Funerals in this way almost act like protective or communal domes—these little shelters where we cut ourselves off from the outside world so we can exist together under the weight of their memory. The style of a funeral is just set-dressing, and by adhering to “what they wanted,” we see that funeral parlor, this space of mourning, as an extension of them. Right before Charlie receives a body in A Mortician’s Tale, her boss doesn’t just tell her whether she’s preparing an open or closed casket but cc’s the email exchanges she has with the families. You can see in the family’s own words how they want their loved ones to be treated, get glimpses on who the ones they lost were, and maybe, more importantly, understand that the dead you work on mean something to someone.

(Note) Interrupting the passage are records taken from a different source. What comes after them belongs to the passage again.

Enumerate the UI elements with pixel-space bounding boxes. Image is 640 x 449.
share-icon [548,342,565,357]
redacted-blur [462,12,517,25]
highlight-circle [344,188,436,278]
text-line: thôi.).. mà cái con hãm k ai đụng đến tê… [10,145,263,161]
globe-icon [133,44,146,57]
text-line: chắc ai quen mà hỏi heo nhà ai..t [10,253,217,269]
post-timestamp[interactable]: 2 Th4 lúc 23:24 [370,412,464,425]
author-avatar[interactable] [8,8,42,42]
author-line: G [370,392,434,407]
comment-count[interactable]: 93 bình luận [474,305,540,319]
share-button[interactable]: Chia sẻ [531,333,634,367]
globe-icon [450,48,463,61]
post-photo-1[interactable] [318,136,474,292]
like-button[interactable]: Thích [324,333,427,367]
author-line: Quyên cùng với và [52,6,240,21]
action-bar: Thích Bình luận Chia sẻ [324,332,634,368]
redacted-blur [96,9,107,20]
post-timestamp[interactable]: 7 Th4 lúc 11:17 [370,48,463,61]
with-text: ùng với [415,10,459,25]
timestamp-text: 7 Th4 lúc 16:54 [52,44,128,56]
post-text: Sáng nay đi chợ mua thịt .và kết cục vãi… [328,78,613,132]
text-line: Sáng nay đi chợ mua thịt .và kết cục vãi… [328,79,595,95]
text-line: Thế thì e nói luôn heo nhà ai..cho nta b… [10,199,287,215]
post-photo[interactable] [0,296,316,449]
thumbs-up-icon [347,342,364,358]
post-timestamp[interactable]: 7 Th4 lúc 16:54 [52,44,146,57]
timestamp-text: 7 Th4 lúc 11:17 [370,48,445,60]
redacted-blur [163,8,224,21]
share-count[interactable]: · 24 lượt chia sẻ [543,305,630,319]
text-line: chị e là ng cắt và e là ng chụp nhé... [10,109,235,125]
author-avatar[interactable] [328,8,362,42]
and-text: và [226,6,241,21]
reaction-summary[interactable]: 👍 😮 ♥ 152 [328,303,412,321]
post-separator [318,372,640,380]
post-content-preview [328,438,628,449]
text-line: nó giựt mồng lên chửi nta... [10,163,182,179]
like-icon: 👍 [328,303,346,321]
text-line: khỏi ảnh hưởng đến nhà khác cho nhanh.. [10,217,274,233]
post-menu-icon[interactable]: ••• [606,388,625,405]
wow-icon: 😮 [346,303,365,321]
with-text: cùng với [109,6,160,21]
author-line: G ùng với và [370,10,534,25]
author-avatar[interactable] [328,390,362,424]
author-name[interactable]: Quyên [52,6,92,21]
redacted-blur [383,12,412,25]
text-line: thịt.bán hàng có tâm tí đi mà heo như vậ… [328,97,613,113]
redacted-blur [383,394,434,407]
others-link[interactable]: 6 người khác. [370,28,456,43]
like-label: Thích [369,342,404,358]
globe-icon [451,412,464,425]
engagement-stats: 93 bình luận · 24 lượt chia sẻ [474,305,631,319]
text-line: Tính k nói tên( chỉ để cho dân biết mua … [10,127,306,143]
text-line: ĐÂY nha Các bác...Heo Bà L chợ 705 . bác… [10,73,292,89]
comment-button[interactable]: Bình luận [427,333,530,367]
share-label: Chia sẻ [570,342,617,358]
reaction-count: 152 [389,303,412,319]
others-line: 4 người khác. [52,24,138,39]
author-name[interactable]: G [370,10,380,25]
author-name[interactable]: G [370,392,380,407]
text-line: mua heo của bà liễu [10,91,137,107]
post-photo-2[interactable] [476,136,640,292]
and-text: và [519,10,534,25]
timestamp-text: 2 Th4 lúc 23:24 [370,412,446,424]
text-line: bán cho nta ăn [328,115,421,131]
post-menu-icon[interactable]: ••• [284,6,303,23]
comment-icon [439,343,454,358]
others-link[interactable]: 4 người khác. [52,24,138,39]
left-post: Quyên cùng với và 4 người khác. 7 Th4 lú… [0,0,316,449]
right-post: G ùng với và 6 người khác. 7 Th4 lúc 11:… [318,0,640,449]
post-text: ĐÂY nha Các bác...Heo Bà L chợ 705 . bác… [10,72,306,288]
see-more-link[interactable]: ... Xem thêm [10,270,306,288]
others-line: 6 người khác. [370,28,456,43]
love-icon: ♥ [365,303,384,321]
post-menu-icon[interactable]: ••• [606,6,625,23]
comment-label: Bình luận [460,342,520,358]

There’s a moment, though, in A Mortician’s Tale where you embalm a young man. He’d killed himself and, before he died, left behind a will wishing to be cremated. He never had that will signed on by with an attorney and so when it comes time for his funeral, his parents go another way and ask for an open casket funeral. This moment is meant to feel uneasy. Your boss even gives you the option to turn it down and have another mortician handle it for you. If Charlie does it and goes to pay her respects, no one there really seems to care if the casket was open or closed. They’re just grieving.
There’s the sense here that maybe the wrong people are constructing this scene. That the parents didn’t care for their son in the way he needed them to and, in his death, aren’t creating the type of goodbye the people in his life needed. Still, those people still say goodbye.
At my grandmother’s funeral, on the opposite side of the parlor, facing away from the casket, was a projector. My mom and her sisters spent the days before the funeral, clearing through my grandmother’s apartment. They picked through shoe boxes and drawers for old polaroids that they turned into a slideshow. There were lots of photos of her holding me and my cousins as babies. Her standing at her children’s weddings and one where in her twenties, she posed with her sisters dressed in their bathing suits in the middle of a snowstorm. My mom and her sisters spent the funeral back there, facing away from the body and lost in these rotating pictures. They’d found their own way to mourn because, after all, the body is just a prop and there are more ways to inter a person than just into the soil.